I am pathetic. A beautiful woman can reduce me to a chicken in no time flat. I can’t think straight, I can’t talk right, and I forget what I was about to say. And I don’t know how to break that cycle.
I know. I am pathetic. I can’t even bring myself to say “would you like to hang out sometime?” to a woman I don’t even know. Yes, I would love to. She is beautiful.
I know, I am a typical man. Always looking at the ladies. But I am, after all, practically single. Well, twice divorced. still. I should be less of a stick in the mud. I should be more self-confident.
But I’m not. I am nothing like my characters. I can’t bring myself to be the lady killers I write about. I am socially awkward.

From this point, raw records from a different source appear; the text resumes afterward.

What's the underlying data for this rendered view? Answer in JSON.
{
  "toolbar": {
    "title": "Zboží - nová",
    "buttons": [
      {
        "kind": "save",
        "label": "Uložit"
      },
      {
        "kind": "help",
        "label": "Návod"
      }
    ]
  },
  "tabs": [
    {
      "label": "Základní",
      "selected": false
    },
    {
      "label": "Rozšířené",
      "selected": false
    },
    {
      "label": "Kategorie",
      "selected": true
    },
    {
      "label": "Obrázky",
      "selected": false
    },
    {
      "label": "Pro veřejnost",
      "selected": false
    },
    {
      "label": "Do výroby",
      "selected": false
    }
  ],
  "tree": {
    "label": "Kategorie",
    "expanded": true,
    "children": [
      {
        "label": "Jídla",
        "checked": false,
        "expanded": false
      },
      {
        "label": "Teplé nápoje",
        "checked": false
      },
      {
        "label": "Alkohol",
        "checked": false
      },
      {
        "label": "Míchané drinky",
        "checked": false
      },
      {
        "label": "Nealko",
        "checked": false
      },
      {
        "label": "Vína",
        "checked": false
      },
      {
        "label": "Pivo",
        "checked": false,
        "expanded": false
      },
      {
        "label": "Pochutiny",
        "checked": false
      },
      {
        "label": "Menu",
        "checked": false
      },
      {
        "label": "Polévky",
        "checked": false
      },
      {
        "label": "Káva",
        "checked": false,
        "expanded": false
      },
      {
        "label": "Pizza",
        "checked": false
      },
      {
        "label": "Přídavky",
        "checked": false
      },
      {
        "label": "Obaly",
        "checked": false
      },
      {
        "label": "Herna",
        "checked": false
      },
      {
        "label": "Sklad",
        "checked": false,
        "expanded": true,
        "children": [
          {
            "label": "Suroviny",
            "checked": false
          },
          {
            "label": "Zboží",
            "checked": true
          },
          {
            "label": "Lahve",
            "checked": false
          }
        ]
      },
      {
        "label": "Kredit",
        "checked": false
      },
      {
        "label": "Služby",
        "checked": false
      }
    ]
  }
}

I will admit to being the hopeless romantic I make my characters into, but that is all the closer I get to being like Matt or any other character I create. Except in some of the insecurities. I admit it, I am insecure. About many things.
It is part of the crap I am trying to overcome. My shyness. My inner turmoil. My self-consciousness.
Other character traits I may have that I have given my characters are: generosity, kindness, gentleness, a lack of tolerance for violent or hateful people, sarcasm, depression, self destructive tendencies when left to their own devices, loving, caring, and talented. I am both an author and a singer. I am also a visual artist.